Symmetric Distribution
A distribution is symmetric if the right and left sides of the histogram are approximately mirror images of each other.
Quantitative Variable
A quantitative variable takes numerical values for which arithmetic operations such as adding and averaging make sense. The values of a quantitative variable are usually recorded with a unit of measurement such as seconds or kilograms.
Variable
A variable is any characteristic of an individual. A variable can take different values for different individuals.
Outlier
An important kind of deviation is an outlier, an individual value that falls outside the overall pattern.
Bar Graph
Bar graphs bar graphs represent each category as a bar. The bar heights show the category counts or percents. Bar graphs are easier to make than pie charts and also easier to read. *Bar graphs are more flexible than pie charts. Both graphs can display the distribution of a categorical variable, but a bar graph can also compare any set of quantities that are measured in the same units.*
Data
Data is a set of values of qualitative or quantitative variables about some group of individuals.
Finding the Midpoint
If there were an odd number of observations initially, you will be left with a single observation, which is the midpoint. If there were an even number of observations initially, you will be left with two observations, and their average is the midpoint.
Individuals
Individuals are the objects described by a set of data.

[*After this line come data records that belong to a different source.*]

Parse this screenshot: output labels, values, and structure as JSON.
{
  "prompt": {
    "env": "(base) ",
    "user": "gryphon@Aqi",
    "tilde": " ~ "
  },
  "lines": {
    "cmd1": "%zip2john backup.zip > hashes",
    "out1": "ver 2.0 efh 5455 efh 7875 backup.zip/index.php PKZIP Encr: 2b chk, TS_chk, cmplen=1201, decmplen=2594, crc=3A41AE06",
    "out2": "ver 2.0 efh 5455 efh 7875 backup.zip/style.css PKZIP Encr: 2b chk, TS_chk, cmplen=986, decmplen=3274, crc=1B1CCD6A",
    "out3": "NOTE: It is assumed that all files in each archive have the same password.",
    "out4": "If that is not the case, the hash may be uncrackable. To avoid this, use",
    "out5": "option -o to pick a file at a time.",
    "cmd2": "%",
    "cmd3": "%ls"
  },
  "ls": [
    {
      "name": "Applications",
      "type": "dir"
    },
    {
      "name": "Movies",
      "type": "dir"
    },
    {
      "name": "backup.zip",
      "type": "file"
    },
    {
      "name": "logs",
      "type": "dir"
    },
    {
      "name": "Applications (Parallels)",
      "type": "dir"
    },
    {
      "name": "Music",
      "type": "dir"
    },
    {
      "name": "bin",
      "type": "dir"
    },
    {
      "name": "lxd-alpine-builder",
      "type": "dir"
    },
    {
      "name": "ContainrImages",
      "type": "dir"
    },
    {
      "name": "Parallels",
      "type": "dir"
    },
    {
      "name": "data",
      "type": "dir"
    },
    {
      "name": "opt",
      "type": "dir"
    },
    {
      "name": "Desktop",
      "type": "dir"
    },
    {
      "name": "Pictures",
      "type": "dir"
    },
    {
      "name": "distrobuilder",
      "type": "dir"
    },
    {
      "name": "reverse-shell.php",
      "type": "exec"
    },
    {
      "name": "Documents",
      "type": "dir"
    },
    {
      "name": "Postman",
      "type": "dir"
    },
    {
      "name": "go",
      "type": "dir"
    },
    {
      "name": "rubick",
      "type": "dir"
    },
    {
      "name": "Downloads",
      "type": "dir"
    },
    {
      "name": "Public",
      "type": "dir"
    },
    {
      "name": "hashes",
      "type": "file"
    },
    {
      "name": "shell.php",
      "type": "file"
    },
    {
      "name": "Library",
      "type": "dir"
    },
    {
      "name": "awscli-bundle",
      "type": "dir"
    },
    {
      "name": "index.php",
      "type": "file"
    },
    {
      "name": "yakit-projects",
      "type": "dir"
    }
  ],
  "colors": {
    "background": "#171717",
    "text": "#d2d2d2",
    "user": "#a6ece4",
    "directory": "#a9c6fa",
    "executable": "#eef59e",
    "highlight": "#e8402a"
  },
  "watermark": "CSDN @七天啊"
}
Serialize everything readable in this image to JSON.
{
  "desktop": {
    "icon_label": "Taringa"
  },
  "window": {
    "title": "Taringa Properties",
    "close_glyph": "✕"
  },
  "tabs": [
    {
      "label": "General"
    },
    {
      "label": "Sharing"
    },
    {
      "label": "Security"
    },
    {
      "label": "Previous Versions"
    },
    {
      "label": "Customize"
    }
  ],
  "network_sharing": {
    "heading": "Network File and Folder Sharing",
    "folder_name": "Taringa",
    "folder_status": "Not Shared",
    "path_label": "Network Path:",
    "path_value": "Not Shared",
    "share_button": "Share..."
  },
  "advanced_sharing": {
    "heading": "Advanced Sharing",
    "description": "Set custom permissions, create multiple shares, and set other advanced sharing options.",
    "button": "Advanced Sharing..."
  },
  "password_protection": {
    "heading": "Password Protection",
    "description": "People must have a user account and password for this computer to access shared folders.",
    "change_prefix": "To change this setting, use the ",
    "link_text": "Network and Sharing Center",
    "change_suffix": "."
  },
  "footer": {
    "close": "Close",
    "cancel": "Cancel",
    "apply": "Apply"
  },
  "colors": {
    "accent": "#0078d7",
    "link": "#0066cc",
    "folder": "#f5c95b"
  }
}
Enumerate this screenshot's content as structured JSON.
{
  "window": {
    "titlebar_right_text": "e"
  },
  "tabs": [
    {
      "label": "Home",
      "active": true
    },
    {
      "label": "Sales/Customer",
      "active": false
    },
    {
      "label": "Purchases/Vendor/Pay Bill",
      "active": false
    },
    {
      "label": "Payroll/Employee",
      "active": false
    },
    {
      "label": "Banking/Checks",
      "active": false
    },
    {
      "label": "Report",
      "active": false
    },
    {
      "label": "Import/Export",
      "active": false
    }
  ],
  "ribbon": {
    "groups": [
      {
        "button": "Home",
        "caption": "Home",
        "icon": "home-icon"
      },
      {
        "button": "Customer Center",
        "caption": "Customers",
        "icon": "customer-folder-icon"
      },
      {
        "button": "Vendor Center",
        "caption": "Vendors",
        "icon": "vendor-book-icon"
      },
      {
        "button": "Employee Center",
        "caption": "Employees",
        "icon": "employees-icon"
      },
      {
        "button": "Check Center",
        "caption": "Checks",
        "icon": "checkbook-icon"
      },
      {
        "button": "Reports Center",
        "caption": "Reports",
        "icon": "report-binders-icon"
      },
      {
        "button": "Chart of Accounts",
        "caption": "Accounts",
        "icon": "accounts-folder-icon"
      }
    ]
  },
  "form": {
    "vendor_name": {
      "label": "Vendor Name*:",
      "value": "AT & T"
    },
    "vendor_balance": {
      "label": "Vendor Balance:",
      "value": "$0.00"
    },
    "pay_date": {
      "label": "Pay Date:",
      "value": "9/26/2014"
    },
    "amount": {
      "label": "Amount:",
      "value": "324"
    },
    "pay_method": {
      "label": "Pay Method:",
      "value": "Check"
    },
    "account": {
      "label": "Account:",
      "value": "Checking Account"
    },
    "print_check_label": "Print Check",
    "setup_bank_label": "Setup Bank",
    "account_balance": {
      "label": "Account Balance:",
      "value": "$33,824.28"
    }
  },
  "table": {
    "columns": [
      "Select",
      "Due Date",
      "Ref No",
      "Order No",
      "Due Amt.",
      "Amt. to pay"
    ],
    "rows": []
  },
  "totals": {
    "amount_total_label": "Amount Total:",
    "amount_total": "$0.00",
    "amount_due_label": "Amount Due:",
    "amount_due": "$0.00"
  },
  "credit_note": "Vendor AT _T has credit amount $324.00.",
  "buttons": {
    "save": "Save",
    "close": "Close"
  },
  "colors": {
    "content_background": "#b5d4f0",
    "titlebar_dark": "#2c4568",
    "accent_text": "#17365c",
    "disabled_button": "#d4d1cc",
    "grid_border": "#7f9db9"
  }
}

Individuals may be people, but they may also be animals or things.
Midpoint
One way to describe the center of a distribution is by its midpoint, the value with roughly half the observations taking smaller values and half taking larger values.
Pie Chart
Pie charts show the distribution of a categorical variable as a "pie" whose slices are sized by the counts or percents for the categories.A pie chart must include all the categories that make up a whole. Use a pie chart only when you want to emphasize each category's relation to the whole.
Histogram
Quantitative variables often take many values. The distribution tells us what values the variable takes and how often it takes these values. A graph of the distribution is clearer if nearby values are grouped together. The most common graph of the distribution of one quantitative variable is a histogram.
Exploratory Data Analysis
Statistical tools and ideas help us examine data in order to describe their main features. This examination is called exploratory data analysis.Like an explorer crossing unknown lands, we want first to simply describe what we see.
Distribution of a Variable
The distribution of a variable tells us what values it takes and how often it takes these values
Histogram Patterns
You can describe the overall pattern of a histogram by its shape, center, and variability. You will sometimes see variability referred to as spread.
Charts for Categorical Variables
You can use a pie chart or a bar graph to display the distribution of a categorical variable more vividly.